Heating Cores And The Pan Strips

Decorating By CakeLady1981 Updated 8 Jul 2009 , 9:57pm by Rylan

CakeLady1981 Posted 8 Jul 2009 , 7:16pm
post #1 of 15

I have seen both the heating cores as well as the strips you put on the outside of your pan to make the cakes bake evenly and not bulge in the middle. I was wondering if these work and if they are a good investment?

14 replies
Stephi1 Posted 8 Jul 2009 , 7:21pm
post #2 of 15

I don't use the cores - I just use a couple of flower nails. I love the bake even strips. They really do work.

CakeLady1981 Posted 8 Jul 2009 , 7:23pm
post #3 of 15
Quote:
Originally Posted by Stephi1

I don't use the cores - I just use a couple of flower nails. I love the bake even strips. They really do work.




So you just put flower nails in the batter standing up and they work the same?

tiggy2 Posted 8 Jul 2009 , 7:26pm
post #4 of 15

I do the same as stephi1 and it works great. I love the bake even strips.

baycheeks1 Posted 8 Jul 2009 , 7:33pm
post #5 of 15

Does the flower nail go flat side down in the bottom of the pan with the nail sticking up or is it put in after the batter is in the pan?

baycheeks1 Posted 8 Jul 2009 , 7:36pm
post #6 of 15

Does the flower nail go flat side down in the bottom of the pan with the nail sticking up or is it put in after the batter is in the pan?

baycheeks1 Posted 8 Jul 2009 , 7:36pm
post #7 of 15

Dup

baycheeks1 Posted 8 Jul 2009 , 7:37pm
post #8 of 15

Does the flower nail go flat side down in the bottom of the pan with the nail sticking up or is it put in after the batter is in the pan?

CakeLady1981 Posted 8 Jul 2009 , 7:39pm
post #9 of 15
Quote:
Originally Posted by baycheeks1

Does the flower nail go flat side down in the bottom of the pan with the nail sticking up or is it put in after the batter is in the pan?





also does this work with plastic flower nails or only the metal ones?

flourpowerMN Posted 8 Jul 2009 , 7:41pm
post #10 of 15

Instead of investing in bake even strips, I saw an idea from another backer to use strips of terry cloth towels wrapped around the outside of the pan & secured with pins or (my favorite) binder clips. Works like a charm!

That, and baking at a low temp (325) helps to keep the cake flat.

flourpowerMN Posted 8 Jul 2009 , 7:42pm
post #11 of 15

Instead of investing in bake even strips, I saw an idea from another baker to use strips of terry cloth towels wrapped around the outside of the pan & secured with pins or (my favorite) binder clips. Works like a charm!

That, and baking at a low temp (325) helps to keep the cake flat.

baycheeks1 Posted 8 Jul 2009 , 7:44pm
post #12 of 15

CakeLady1981 I know its a metal nail...if it were plastic it would melt...

jawalk Posted 8 Jul 2009 , 7:48pm
post #13 of 15

The Flower Nail goes flat side down in the pan. You will need to grease & flour it as you would the cake pan. (or spray with baking spray.) The metal Flower Nail needs to be used because it helps conduct the heat and promotes even baking of the cake. Also, remember to bake your cakes at 325 degrees.

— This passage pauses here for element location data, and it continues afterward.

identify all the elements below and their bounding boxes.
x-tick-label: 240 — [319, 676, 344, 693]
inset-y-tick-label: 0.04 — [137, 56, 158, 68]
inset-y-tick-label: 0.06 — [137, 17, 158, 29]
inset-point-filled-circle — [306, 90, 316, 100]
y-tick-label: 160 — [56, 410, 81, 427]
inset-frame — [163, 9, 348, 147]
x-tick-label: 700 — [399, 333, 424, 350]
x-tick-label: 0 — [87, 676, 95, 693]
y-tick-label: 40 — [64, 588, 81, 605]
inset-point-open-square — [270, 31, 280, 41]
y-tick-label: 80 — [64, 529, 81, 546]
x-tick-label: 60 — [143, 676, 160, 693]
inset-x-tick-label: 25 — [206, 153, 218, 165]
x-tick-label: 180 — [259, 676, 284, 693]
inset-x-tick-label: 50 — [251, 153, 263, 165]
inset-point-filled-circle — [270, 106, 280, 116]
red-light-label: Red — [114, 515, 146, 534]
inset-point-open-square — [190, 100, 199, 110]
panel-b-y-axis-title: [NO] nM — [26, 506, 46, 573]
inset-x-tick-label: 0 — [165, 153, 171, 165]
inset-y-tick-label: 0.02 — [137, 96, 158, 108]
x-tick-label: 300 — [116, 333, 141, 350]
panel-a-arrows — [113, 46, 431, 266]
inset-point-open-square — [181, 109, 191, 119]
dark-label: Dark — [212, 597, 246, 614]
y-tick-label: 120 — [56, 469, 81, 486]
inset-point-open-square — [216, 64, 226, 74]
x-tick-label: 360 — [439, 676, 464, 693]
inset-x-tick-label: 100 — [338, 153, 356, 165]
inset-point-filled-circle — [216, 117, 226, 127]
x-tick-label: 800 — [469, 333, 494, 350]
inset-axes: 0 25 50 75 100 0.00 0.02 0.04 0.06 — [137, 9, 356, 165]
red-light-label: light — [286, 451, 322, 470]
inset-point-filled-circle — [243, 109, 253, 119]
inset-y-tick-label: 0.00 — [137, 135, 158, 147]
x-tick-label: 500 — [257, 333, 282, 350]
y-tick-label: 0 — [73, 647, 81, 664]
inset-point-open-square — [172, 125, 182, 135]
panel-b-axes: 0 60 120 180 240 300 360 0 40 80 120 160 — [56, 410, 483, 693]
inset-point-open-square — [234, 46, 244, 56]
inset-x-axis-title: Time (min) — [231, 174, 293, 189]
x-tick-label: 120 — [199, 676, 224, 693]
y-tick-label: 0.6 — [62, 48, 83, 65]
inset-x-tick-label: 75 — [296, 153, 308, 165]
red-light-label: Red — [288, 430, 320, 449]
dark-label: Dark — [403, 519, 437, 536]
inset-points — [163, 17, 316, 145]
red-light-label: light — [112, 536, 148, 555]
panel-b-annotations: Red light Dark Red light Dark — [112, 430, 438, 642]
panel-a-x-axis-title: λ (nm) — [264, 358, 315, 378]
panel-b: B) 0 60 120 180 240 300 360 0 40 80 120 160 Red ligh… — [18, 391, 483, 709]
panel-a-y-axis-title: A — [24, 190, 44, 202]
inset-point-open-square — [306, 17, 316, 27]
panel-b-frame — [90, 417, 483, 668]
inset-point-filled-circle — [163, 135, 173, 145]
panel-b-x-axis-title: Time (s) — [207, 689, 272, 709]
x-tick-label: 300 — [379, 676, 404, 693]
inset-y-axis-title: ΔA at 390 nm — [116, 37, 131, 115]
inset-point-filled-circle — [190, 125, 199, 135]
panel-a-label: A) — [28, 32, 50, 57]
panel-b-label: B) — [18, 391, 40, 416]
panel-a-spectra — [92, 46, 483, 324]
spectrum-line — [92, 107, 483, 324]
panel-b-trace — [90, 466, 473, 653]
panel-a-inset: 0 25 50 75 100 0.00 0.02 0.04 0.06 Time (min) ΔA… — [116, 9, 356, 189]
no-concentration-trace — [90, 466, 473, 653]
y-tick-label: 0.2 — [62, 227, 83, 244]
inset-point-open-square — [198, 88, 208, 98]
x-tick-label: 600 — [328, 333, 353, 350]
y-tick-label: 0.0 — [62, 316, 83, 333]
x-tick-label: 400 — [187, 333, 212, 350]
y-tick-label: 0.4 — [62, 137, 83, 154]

jdelaney81 Posted 8 Jul 2009 , 8:58pm
post #14 of 15

Only the metal flower nails will work. The plastic ones will melt (not to mention the toxins released from the plastic). I only use flower nails for larger pans, but you put it in the pan flat side down and pour the batter over it. I spray the pan, put the nail in then spray the nail also.

Rylan Posted 8 Jul 2009 , 9:57pm
post #15 of 15

It depends on the recipe. With WASC, it works great. The baking strips makes the cakes moist. I've never had luck with using a heating core to make everything leveled out--but it did help bake the cake evenly.